AAR call for proposals deadline extended

From our colleague Sarah Jobe, co-chair of the Innovations in Chaplaincy and Spiritual Care Program Unit of the American Academy of Religion:

Dear academics, students, and actively serving chaplains,

We invite you to submit a paper for the 2023 Annual Meeting of the American Academy of Religion. Deadline for proposals is March 8. Innovations in Chaplaincy and Spiritual Care will host two sessions: an open call for all research related to chaplaincy and spiritual care and a co-hosted session with Religions, Medicines, and Healing. Instructions for submissions can be found here.

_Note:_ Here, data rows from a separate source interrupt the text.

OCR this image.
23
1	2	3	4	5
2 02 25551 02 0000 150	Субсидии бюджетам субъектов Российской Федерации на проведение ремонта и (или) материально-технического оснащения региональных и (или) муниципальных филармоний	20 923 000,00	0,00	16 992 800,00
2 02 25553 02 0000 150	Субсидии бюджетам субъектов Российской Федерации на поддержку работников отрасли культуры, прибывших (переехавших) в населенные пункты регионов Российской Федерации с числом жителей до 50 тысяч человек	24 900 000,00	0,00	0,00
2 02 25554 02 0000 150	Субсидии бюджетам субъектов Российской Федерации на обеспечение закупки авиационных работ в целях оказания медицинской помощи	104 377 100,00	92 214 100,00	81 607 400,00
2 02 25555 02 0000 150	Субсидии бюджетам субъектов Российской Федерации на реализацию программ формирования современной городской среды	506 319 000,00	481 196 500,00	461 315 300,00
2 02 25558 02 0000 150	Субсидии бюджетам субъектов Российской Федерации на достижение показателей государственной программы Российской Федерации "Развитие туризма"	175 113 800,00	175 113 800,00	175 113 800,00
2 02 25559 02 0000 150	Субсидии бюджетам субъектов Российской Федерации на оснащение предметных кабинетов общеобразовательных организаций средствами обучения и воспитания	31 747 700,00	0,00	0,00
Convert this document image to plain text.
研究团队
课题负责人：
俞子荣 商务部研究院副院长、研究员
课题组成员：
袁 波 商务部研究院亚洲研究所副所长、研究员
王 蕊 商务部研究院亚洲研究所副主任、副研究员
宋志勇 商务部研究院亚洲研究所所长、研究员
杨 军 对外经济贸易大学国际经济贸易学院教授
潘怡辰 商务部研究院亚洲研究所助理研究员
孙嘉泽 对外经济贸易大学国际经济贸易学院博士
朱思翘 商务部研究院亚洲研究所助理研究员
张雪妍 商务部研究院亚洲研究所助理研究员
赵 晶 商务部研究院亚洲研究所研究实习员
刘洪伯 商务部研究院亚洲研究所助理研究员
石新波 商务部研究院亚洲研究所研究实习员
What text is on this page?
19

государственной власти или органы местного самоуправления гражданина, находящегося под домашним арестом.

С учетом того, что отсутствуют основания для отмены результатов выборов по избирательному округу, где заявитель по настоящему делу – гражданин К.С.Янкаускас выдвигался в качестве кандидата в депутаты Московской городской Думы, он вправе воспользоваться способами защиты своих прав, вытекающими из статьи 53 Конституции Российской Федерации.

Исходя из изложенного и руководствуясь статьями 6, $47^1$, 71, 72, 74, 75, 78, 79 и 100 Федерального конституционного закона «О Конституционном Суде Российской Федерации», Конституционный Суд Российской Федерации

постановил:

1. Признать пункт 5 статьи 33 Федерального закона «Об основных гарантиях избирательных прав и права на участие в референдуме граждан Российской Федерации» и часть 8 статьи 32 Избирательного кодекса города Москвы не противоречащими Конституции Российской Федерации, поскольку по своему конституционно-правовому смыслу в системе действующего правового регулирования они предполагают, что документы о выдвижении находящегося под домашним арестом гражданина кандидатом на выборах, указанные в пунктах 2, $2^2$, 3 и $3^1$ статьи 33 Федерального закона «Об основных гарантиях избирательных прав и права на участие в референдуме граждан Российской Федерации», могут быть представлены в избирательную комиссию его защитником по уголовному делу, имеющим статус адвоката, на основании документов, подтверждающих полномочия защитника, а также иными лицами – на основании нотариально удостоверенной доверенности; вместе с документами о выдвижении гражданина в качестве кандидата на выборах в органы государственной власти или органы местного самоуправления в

Session One: Innovations in Chaplaincy and Spiritual Care

We welcome papers on any topic related to chaplaincy and spiritual care including but not limited to: training and educational pathways for work in these fields, the interfaith aspects of chaplaincy and spiritual care, models for interfaith spiritual care that emerge out of a specific religious, theological, or historical tradition, research on chaplaincy and spiritual care in a variety of settings including prisons, hospitals, the military, universities, and businesses but expanding to political movements and other growing sectors for chaplaincy, navigating difference in spiritual care along lines of race, sexuality, gender identity, class, religious tradition, and experience. The above topics are simply a glimpse at the wide breadth of possible topics. Our unit is interested in all cutting-edge research and critical reflection on the fields of chaplaincy and spiritual care from both scholars and practitioners.

Session Two: Chaplains and “Spiritual Care” in Healthcare Settings

A co-sponsored call between the Innovations in Chaplaincy & Spiritual Care Unit and the Religions, Medicines, and Healing Unit

Wendy Cadge’s Spiritual Care: The Everyday Work of Chaplains (OUP 2022) adds to a growing body of studies about chaplaincy from scholars of religion. Her work examines chaplains as “America’s hidden religious leaders,” contextualizing the spiritual care of chaplains within their diverse religious and workplace ecologies. For this session, we are particularly interested in her contributions regarding chaplaincy in its multiple relations to healthcare settings. We are seeking engagements with this book from a wide range of perspectives—from various scholarly disciplines to direct engagements with embedded practices—as well as from a wide range of voices, including scholars and practitioners, a diversity of religious backgrounds and identities, and multiple viewpoints on the nature of healing and of spiritual care. We are also interested in some panelists addressing how we teach Cadge’s work or train future healthcare professionals about religion and the role of chaplains in light of her contributions.